W315 A Draft Assembly and Analysis of the Highly Heterozygous Diploid Red Raspberry Genome (Rubus idaeus cv. Heritage)

Date: Saturday, January 14, 2012
Time: 9:45 AM
Room: Pacific Salon 3
Judson A. Ward , Cornell University, Geneva, NY
Jared Calvin Price , Brigham Young University, Provo, UT
Mark Clement , Brigham Young University, Provo, UT
Michael Schatz , Cold Spring Harbor Laboratory, Cold Spring Harbor, NY
Courtney A. Weber , Cornell University , Geneva, NY
John David Swanson , Salve Regina University, Newport , RI
Paul Bodily , Brigham Young University, Provo, UT
Kimberly S. Lewers , USDA-ARS , Beltsville, MD
Felicidad Fernandez , East Malling Research, East Malling, Kent , United Kingdom
Paul D. Burns , Georgia Tech, Atlanta, GA
Riccardo Velasco , IASMA Research and Innovation center, Foundation E. Mach, Dept. of Genomics and Crop Biology, San Michele all'Adige, Italy
Dan Sargent , FEM-IASMA, San Michele all'Adige, Italy
Joshua Udall , Brigham Young University, Provo, UT
An improved draft genome sequence of the highly heterozygous diploid red raspberry variety ‘Heritage’ (R. idaeus subsp. vulgatus Arrhen. x R. idaeus subsp. strigosus Michx) is presented.
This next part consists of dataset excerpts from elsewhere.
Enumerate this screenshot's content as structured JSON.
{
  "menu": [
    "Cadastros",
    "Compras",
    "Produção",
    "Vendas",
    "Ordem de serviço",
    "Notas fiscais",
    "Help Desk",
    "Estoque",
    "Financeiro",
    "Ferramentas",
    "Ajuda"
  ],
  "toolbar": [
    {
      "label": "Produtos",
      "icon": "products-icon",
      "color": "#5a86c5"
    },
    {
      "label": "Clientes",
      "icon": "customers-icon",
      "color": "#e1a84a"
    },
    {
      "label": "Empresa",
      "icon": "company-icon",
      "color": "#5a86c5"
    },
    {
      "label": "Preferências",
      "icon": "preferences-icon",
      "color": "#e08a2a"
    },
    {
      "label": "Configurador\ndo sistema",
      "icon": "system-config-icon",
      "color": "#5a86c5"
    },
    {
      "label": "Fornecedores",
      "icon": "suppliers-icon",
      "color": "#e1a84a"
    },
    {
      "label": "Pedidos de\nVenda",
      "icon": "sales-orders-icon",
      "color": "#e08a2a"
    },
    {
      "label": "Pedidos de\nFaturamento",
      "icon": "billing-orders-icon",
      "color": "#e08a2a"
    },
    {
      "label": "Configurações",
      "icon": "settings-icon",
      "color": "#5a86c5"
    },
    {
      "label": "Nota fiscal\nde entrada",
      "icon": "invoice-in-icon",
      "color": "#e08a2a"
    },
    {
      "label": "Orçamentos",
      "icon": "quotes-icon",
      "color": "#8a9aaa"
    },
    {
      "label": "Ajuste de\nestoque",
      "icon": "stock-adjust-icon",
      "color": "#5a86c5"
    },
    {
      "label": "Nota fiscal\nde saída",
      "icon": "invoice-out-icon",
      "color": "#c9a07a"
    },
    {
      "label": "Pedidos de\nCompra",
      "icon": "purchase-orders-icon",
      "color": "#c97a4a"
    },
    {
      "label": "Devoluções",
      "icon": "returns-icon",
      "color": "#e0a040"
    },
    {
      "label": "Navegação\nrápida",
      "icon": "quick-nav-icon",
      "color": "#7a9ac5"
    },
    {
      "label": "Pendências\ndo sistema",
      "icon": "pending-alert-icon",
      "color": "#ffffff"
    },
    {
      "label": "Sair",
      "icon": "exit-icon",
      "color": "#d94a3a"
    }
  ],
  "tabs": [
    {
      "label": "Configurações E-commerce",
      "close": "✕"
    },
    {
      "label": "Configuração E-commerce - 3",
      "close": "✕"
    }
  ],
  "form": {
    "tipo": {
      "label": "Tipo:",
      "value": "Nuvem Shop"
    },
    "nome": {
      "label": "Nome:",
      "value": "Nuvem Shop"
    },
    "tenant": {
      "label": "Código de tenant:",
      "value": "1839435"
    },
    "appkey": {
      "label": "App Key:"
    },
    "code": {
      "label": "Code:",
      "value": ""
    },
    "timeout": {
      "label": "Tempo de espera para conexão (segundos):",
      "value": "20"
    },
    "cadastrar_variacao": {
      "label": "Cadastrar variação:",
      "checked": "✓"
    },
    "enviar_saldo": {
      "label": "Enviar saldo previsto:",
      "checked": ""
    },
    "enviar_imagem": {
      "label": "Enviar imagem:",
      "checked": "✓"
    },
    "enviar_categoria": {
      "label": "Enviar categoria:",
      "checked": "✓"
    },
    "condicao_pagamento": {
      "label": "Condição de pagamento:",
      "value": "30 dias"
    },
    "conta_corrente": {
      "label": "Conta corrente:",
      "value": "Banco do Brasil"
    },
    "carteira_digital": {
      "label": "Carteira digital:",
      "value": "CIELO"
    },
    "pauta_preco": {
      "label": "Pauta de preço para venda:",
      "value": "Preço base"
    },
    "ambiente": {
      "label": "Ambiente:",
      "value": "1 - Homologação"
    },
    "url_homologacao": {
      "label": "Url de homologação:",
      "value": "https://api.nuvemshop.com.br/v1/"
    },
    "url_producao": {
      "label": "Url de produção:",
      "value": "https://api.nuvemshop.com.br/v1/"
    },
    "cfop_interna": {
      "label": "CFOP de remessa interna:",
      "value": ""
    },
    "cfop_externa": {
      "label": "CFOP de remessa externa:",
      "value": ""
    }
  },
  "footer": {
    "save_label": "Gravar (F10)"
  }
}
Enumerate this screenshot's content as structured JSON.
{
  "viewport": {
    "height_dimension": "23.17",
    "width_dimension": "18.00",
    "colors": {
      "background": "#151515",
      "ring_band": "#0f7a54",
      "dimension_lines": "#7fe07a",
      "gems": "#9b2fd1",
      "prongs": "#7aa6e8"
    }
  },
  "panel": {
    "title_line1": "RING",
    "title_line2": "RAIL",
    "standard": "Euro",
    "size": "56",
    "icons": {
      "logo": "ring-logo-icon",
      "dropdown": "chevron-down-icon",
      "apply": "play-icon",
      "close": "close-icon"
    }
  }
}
Fragments from 400 bp to 20,000 bp in length were sequenced using a combination of 454 and Illumina technologies.  The reads were assembled using Newbler to produce 14,867 scaffolds containing a total of 252,359,088 bases (Ns included) with an N50 scaffold size of 218,942 bp.  The internal contig graph structure of the assembly confirms genetic linkage studies suggesting an extremely high rate of heterozygosity.  This extreme heterozygosity places several interesting demands on the assembly including 1) distinguishing between sequences that are in both chromosomes of a homologous pair and sequence variants that may be present in only one and 2) ensuring that the contigs are a consistently phased for a given chromosome.  Efforts have been made to fill the intrascaffold gaps though use of syntenic evidence from the closely related Fragaria vesca genome, additional paired-end reads, and high-density linkage maps. Preliminary gene finding with GeneMark ES+ estimates a gene content of 37,803, which is close to the estimated 34,809 genes of F. vesca. Annotation of predicted gene models demonstrates that most genes from conserved metabolic pathways such as the tricarboxylic acid cycle and glycolysis are present in scaffolds.  Novel algorithms being developed for this assembly will be of value for the assembly of other highly heterozygous genomes.